La Catalunya independentista recupera el sentido común, que no totalmente el seny perdido. Han bastado dos días, uno en el Congreso y otro en Barcelona, para que ya nada sea igual aunque tampoco nada cambie. No es descartable que pueda ir a peor tras una sentencia ejemplarizante a los líderes del procès, o que la resistencia constitucionalista a la vía de un referéndum sin fecha desborde la paciencia soberanista. Pero el guiño de ERC y PDeCAT en el Congreso a la senda del déficit presupuestario, la invocación admitida para el final de una cuestionada huelga de hambre y la foto del ansiado diálogo entre diferentes siembran, por fin, la semilla de la sensatez. Bien es verdad que lo hacen ocupando la parte más ancha del intrincado camino, dejando una orilla para el radicalismo del pasamontañas y las barricadas y la otra para los negacionistas ultramontanos del 155.

Pedro Sánchez ha vuelto a porfiar en medio de la tormenta. Lo lleva en su manual de estilo político, tan acostumbrado a esas cicatrices que le hacen revivir. El presidente ha desafiado al resto, sobre todo a la mayoría de los suyos. En el PSOE les sobrepasa cada día más el temor a un previsible efecto mimético en mayo de las elecciones andaluzas por culpa del efecto catalán, que no de Vox.
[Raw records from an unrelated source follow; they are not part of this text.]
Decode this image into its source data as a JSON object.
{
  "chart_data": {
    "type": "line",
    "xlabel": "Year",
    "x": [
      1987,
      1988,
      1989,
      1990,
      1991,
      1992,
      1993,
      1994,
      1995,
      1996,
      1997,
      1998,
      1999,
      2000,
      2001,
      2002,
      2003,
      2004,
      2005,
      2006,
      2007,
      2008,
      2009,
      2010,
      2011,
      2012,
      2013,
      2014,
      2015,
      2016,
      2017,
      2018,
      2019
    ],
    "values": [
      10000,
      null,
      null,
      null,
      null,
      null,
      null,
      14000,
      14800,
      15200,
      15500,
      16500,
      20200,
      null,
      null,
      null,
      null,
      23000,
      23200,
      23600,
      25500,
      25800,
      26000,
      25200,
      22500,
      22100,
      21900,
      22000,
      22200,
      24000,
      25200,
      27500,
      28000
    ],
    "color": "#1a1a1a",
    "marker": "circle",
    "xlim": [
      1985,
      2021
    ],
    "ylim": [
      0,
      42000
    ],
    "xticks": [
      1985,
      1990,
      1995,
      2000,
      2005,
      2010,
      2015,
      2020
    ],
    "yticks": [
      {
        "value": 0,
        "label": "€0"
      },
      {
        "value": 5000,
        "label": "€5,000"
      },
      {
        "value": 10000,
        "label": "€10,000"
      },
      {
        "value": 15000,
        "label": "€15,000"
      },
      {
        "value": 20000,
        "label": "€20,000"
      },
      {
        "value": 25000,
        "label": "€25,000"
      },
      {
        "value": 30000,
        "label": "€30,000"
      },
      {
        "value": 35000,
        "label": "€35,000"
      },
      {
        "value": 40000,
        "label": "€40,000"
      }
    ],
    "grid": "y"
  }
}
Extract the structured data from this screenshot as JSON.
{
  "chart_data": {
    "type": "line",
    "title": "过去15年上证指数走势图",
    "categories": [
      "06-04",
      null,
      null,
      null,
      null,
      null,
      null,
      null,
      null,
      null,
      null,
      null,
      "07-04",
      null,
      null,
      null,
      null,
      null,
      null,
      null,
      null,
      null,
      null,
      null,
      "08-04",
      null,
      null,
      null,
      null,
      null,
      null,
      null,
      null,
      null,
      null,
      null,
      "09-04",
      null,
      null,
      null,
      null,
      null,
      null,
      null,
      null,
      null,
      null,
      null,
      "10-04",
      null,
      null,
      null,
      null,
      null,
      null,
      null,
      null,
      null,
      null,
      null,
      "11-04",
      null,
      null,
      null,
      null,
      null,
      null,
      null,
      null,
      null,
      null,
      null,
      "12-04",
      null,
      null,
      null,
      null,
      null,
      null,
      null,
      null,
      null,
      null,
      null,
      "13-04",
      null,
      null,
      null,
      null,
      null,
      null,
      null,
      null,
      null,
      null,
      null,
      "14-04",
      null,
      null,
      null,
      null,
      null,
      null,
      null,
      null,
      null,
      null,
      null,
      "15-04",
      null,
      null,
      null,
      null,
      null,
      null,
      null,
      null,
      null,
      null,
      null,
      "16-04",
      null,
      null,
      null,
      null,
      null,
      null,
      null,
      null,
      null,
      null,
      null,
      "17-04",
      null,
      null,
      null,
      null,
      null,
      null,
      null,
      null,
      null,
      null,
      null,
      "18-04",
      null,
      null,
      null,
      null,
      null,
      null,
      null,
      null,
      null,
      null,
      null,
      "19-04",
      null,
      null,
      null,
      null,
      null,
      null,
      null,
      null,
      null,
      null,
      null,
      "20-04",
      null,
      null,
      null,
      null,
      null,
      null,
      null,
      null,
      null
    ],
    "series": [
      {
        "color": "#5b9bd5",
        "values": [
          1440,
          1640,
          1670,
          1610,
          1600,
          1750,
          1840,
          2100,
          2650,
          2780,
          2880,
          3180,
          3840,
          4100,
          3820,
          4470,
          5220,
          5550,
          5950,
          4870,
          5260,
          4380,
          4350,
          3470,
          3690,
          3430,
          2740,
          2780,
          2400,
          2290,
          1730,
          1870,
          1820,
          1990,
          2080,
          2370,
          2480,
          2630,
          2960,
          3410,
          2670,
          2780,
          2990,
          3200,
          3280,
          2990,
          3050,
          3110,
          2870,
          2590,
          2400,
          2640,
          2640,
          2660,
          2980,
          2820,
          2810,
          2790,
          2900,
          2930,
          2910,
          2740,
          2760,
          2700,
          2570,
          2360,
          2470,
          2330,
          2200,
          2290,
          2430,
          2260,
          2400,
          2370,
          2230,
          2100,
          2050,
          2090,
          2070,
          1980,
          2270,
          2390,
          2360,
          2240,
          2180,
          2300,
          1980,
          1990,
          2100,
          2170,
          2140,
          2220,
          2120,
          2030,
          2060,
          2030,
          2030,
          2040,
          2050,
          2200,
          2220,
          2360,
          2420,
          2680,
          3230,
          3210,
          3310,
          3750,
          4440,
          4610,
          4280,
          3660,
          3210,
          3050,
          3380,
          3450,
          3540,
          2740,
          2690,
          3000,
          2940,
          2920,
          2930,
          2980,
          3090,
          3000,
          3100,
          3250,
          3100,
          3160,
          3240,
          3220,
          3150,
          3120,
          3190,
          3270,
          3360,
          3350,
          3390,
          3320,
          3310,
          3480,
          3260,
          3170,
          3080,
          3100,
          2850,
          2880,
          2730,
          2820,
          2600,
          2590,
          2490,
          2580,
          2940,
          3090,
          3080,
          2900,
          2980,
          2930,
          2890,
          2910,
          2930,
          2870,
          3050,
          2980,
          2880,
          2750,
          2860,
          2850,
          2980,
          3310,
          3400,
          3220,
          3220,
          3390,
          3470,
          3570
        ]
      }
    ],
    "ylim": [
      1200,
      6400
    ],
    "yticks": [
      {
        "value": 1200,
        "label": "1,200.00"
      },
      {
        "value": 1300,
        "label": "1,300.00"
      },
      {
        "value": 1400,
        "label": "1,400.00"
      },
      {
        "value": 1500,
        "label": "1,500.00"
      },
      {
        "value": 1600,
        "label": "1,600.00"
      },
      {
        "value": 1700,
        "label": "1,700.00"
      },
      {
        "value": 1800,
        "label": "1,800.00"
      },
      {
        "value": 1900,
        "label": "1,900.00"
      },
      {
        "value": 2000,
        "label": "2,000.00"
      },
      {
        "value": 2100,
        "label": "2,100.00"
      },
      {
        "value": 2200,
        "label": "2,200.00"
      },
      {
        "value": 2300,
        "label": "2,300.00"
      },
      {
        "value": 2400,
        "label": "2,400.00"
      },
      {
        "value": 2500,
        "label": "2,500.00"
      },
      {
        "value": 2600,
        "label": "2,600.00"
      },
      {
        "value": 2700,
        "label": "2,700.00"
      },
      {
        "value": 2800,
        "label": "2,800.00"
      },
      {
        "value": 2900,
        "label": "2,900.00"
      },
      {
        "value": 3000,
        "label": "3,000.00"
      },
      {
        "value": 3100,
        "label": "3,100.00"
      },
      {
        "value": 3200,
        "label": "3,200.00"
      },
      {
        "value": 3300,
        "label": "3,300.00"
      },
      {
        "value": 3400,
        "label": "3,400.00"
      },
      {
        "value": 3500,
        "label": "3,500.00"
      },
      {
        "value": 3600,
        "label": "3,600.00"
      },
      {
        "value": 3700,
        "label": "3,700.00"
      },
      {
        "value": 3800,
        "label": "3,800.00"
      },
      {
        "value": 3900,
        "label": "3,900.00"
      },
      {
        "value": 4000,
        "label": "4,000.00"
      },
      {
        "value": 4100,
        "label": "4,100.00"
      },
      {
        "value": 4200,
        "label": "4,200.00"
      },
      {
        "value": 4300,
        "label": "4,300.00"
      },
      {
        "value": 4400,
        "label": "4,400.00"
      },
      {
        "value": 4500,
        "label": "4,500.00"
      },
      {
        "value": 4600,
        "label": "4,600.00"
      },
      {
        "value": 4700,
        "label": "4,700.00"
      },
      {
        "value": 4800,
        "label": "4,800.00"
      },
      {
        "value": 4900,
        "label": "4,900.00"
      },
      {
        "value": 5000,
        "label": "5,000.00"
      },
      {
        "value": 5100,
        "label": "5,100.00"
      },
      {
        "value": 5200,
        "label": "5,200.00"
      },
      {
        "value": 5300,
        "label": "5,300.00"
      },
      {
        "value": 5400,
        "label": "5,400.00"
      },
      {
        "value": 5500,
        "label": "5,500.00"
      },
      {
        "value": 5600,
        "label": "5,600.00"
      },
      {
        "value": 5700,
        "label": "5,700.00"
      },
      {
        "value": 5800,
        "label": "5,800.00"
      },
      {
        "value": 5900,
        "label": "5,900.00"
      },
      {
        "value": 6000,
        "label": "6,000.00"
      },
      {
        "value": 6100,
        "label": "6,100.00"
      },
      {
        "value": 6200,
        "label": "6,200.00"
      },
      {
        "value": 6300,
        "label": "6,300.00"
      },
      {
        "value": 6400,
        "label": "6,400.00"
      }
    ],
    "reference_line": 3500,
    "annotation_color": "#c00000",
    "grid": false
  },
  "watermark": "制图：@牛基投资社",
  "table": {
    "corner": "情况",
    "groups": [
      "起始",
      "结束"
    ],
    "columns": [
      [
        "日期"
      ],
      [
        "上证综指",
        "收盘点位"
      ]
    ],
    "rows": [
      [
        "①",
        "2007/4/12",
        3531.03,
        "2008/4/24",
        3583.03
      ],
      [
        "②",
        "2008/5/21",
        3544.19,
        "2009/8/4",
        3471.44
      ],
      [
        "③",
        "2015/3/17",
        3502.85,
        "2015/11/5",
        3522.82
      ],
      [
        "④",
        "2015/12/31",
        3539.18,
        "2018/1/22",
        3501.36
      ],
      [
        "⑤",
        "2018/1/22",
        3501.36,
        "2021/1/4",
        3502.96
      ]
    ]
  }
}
Hasta en Unidos Podemos, su socio preferente, toma cuerpo la fundada inquietud de que la apuesta socialista por desenmarañar el conflicto catalán -incluso con la Constitución en la mano- puede comprometer un futuro de mayorías de izquierdas que se creía fraguado a partir de la moción de censura contra Mariano Rajoy.

No es descartable que la necesaria apuesta arriesgada de Sánchez se deshaga en un vaso de agua, pero siempre quedará el poso. Han bastado siquiera unas horas después del puntual deshielo para que Elsa Artadi, una persona mucho más próxima a Carles Puigdemont que Quim Torra, desprecie los gestos inversores y simbólicos del Consejo de Ministros de ayer. Tampoco era de esperar en su habitual verbo displicente hacia España un aplauso para así mantener las apariencias del pulso permanente. Ahora bien, es un hecho objetivo que el Gobierno socialista deja en Catalunya 113 millones para la mejora de sus carreteras, repara la figura de Lluís Companys después de tantas décadas de su condena a muerte y reconoce la apuesta por el entendimiento del insigne Josep Tarradellas. Quizá semejante gesto no sea suficiente para restablecer incluso mínimamente la confianza perdida en un debate de acentuado maximalismo político del todo o la nada. Ahí es donde radica la bomba-trampa para Sánchez y las posibilidades de que estalle siguen fatídicamente latentes. Por eso, conscientes de este riesgo, la nueva derecha y los barones socialistas contienen de momento su indisimulada impaciencia antes de que llegue el fatídico día del portazo catalanista para entonces afear agriamente la estrategia del presidente.

Más allá de los apocalípticos tan interesados, Sánchez sale vivo de su osadía catalana, de su apuesta por la normalidad y el diálogo. Deja la imagen de las barricadas para los insensatos, para los nostálgicos del neumático ardiendo, para quienes reviven dantescas imágenes alentadas durante demasiados años en Euskadi por tremendistas salvadores de la patria. El aniversario de aquellas elecciones del 21-D que no despejaron el jeroglífico se ha reducido a una batalla entre catalanes con 13 borrokas detenidos y 35 mossos heridos que, desde luego, proyecta una imagen poco edificante. Mucho menos para los independentistas encarcelados, conjurados en despreciar la vía del sabotaje como estrategia para agrietar paso a paso ese muro político y judicial del Estado tan pétreo. Tampoco es descartable que ni ellos mismos se pongan de acuerdo sobre la hoja de ruta a seguir -la presión crítica sobre Oriol Junqueras es incansable-, aunque empieza a cobrar fuerza la apuesta por el sentido común de la bilateralidad, por procurar siquiera el entendimiento. Por eso no es baladí que los independentistas recompongan el espíritu de la moción de censura por la vía del techo de gasto al margen de su inexplicable corta vida en el Senado. Su rechazo hubiera sido un hachazo a la estabilidad de por sí tan comprometida y angustiosa del Gobierno socialista. Hay vida, por tanto, como no se cansa de repetir el verbo pragmático y realista de Joan Tardà, temeroso de que cualquier otro escenario partidista en Madrid supondría un viaje sin retorno a la desesperanza.

Por encima de los memes sin pudor ni respeto que le han ridiculizado ante la reunión-cumbre-encuentro de Pedralbes, Sánchez da otro paso adelante en su propósito de quitar hojas al calendario de su continuidad sin que suponga una garantía de éxito. El precio de la (in) sensatez.